Jakarta, Tualnews.com — Presiden Prabowo Subianto menerima Muhaimin Iskandar di Istana Merdeka, Selasa (12/5/2026), untuk membahas strategi percepatan pengentasan kemiskinan, penguatan perlindungan sosial, hingga pemberdayaan ekonomi rakyat melalui dukungan terhadap UMKM dan sektor ekonomi kreatif.

Seperti dikutip, Tualnews.com, dari catatan Seskab, dalam pertemuan tersebut, Presiden menegaskan target kemiskinan ekstrem 0 persen pada 2026 menjadi salah satu prioritas utama pemerintah.

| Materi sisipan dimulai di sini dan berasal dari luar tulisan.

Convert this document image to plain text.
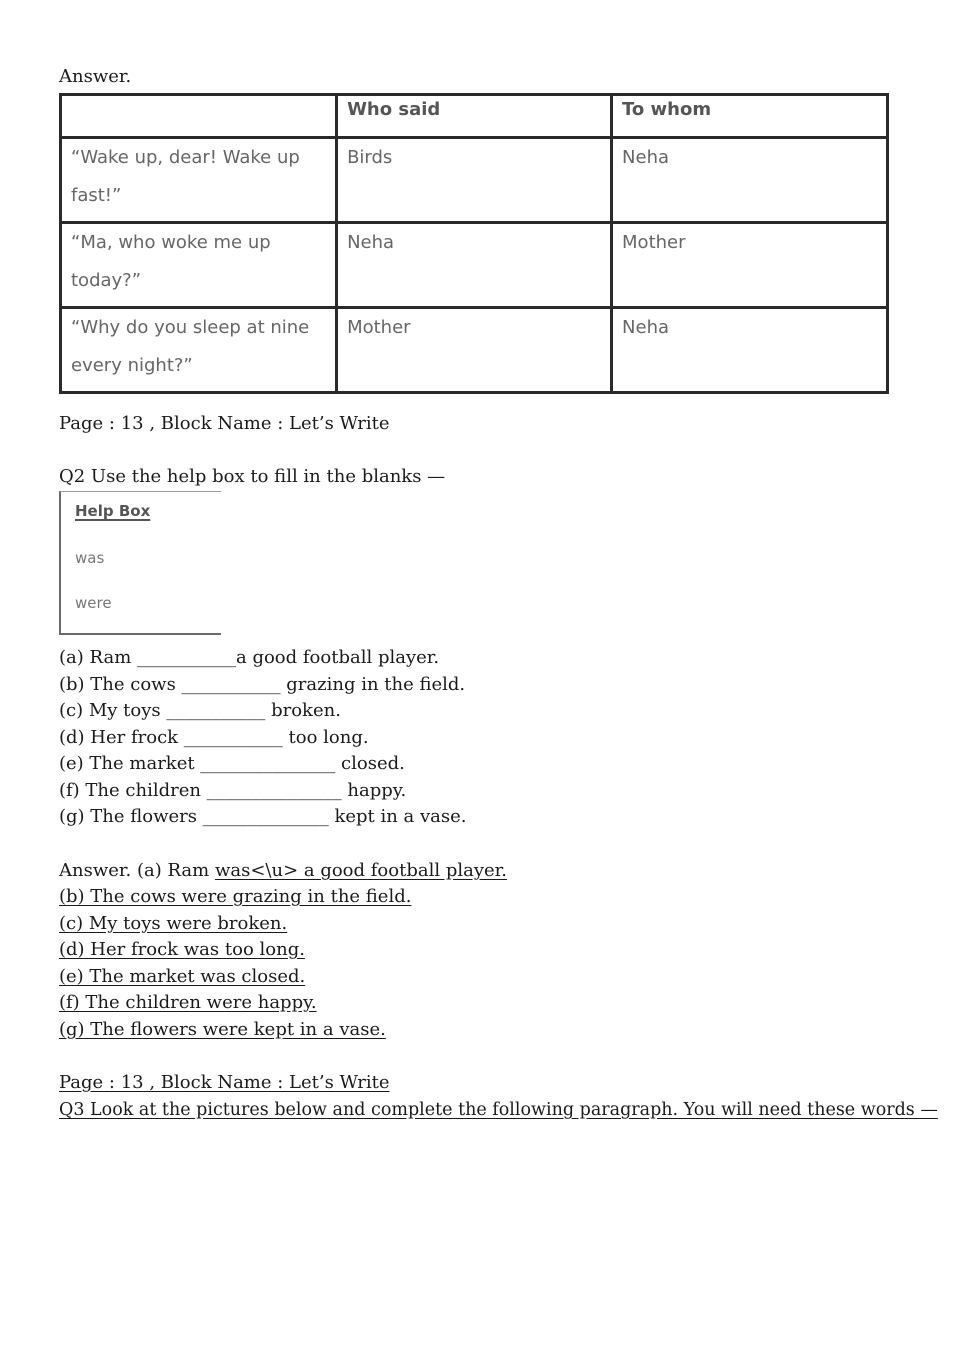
Answer.
	Who said	To whom
“Wake up, dear! Wake up
fast!”	Birds	Neha
“Ma, who woke me up
today?”	Neha	Mother
“Why do you sleep at nine
every night?”	Mother	Neha
Page : 13 , Block Name : Let’s Write
Q2 Use the help box to fill in the blanks —
Help Box
was
were
(a) Ram ___________a good football player.
(b) The cows ___________ grazing in the field.
(c) My toys ___________ broken.
(d) Her frock ___________ too long.
(e) The market _______________ closed.
(f) The children _______________ happy.
(g) The flowers ______________ kept in a vase.
Answer. (a) Ram was<\u> a good football player.
(b) The cows were grazing in the field.
(c) My toys were broken.
(d) Her frock was too long.
(e) The market was closed.
(f) The children were happy.
(g) The flowers were kept in a vase.
Page : 13 , Block Name : Let’s Write
Q3 Look at the pictures below and complete the following paragraph. You will need these words —
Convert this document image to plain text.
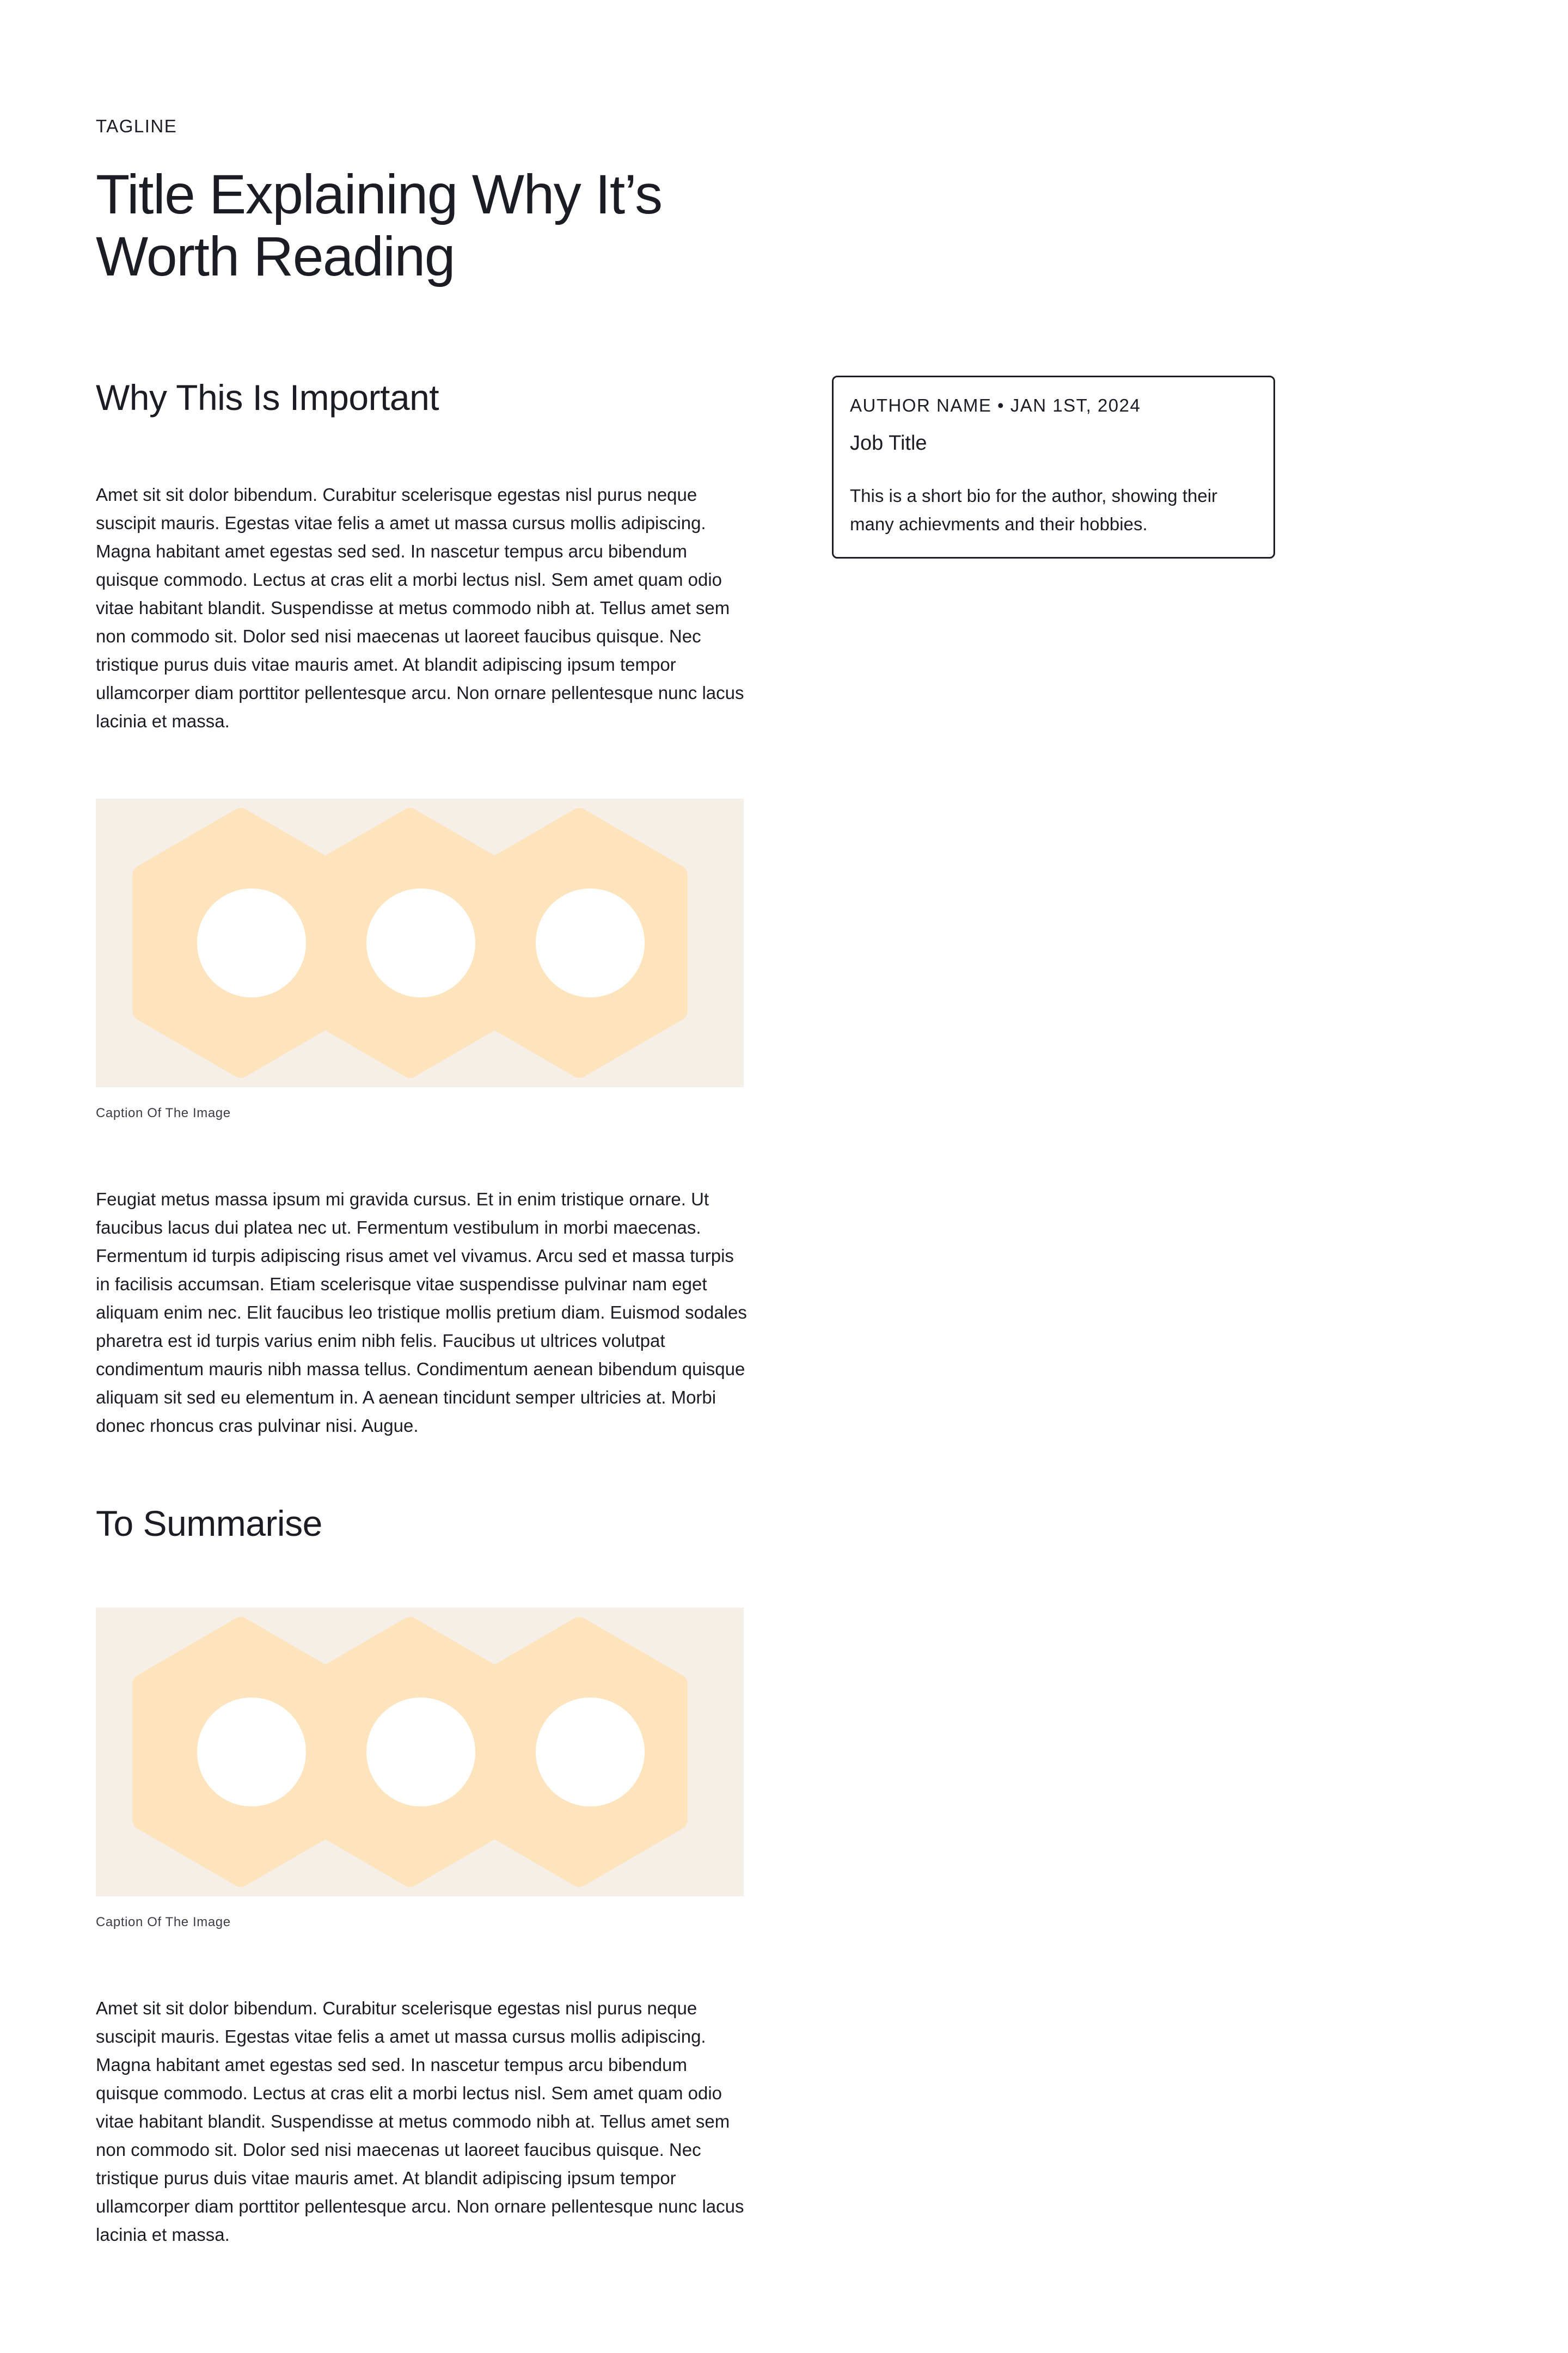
TAGLINE
Title Explaining Why It’s Worth Reading
Why This Is Important

Amet sit sit dolor bibendum. Curabitur scelerisque egestas nisl purus neque suscipit mauris. Egestas vitae felis a amet ut massa cursus mollis adipiscing. Magna habitant amet egestas sed sed. In nascetur tempus arcu bibendum quisque commodo. Lectus at cras elit a morbi lectus nisl. Sem amet quam odio vitae habitant blandit. Suspendisse at metus commodo nibh at. Tellus amet sem non commodo sit. Dolor sed nisi maecenas ut laoreet faucibus quisque. Nec tristique purus duis vitae mauris amet. At blandit adipiscing ipsum tempor ullamcorper diam porttitor pellentesque arcu. Non ornare pellentesque nunc lacus lacinia et massa.

Caption Of The Image

Feugiat metus massa ipsum mi gravida cursus. Et in enim tristique ornare. Ut faucibus lacus dui platea nec ut. Fermentum vestibulum in morbi maecenas. Fermentum id turpis adipiscing risus amet vel vivamus. Arcu sed et massa turpis in facilisis accumsan. Etiam scelerisque vitae suspendisse pulvinar nam eget aliquam enim nec. Elit faucibus leo tristique mollis pretium diam. Euismod sodales pharetra est id turpis varius enim nibh felis. Faucibus ut ultrices volutpat condimentum mauris nibh massa tellus. Condimentum aenean bibendum quisque aliquam sit sed eu elementum in. A aenean tincidunt semper ultricies at. Morbi donec rhoncus cras pulvinar nisi. Augue.

To Summarise
Caption Of The Image

Amet sit sit dolor bibendum. Curabitur scelerisque egestas nisl purus neque suscipit mauris. Egestas vitae felis a amet ut massa cursus mollis adipiscing. Magna habitant amet egestas sed sed. In nascetur tempus arcu bibendum quisque commodo. Lectus at cras elit a morbi lectus nisl. Sem amet quam odio vitae habitant blandit. Suspendisse at metus commodo nibh at. Tellus amet sem non commodo sit. Dolor sed nisi maecenas ut laoreet faucibus quisque. Nec tristique purus duis vitae mauris amet. At blandit adipiscing ipsum tempor ullamcorper diam porttitor pellentesque arcu. Non ornare pellentesque nunc lacus lacinia et massa.

AUTHOR NAME • JAN 1ST, 2024
Job Title
This is a short bio for the author, showing their many achievments and their hobbies.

Untuk mencapai target itu, pemerintah telah memetakan 88 kabupaten / kota prioritas sebagai fokus percepatan intervensi nasional.

Menteri Koordinator Bidang Pemberdayaan Masyarakat, Muhaimin Iskandar, menjelaskan penguatan program perlindungan sosial menjadi salah satu instrumen utama.

Saat ini, kata Muhaimin Iskandar, total anggaran perlindungan sosial nasional telah mencapai Rp 508,6 triliun,  diarahkan untuk memperluas jangkauan bantuan sekaligus meningkatkan kesejahteraan masyarakat rentan.

Tak hanya itu, kata Menteri, pemerintah juga menaruh perhatian besar pada sektor Usaha Mikro, Kecil, dan Menengah (UMKM) serta ekonomi kreatif.

” Dukungan diwujudkan melalui tambahan anggaran, perluasan fasilitas pembiayaan, hingga penguatan ekosistem usaha agar mampu mendorong pertumbuhan ekonomi berbasis kerakyatan, ” ungkapnya.

Presiden juga memberikan arahan khusus terkait penguatan program pemberdayaan masyarakat yang akan diumumkan dalam waktu dekat.

Langkah tersebut diyakini menjadi bagian dari strategi besar pemerintah untuk memastikan pembangunan tidak hanya tumbuh secara ekonomi, tetapi juga berdampak langsung pada peningkatan kesejahteraan masyarakat.

Melalui kebijakan yang terintegrasi ini, pemerintahan Prabowo Subianto menegaskan komitmennya mempercepat penghapusan kemiskinan nasional melalui penguatan perlindungan sosial, pemberdayaan ekonomi rakyat, dan pembangunan yang lebih inklusif.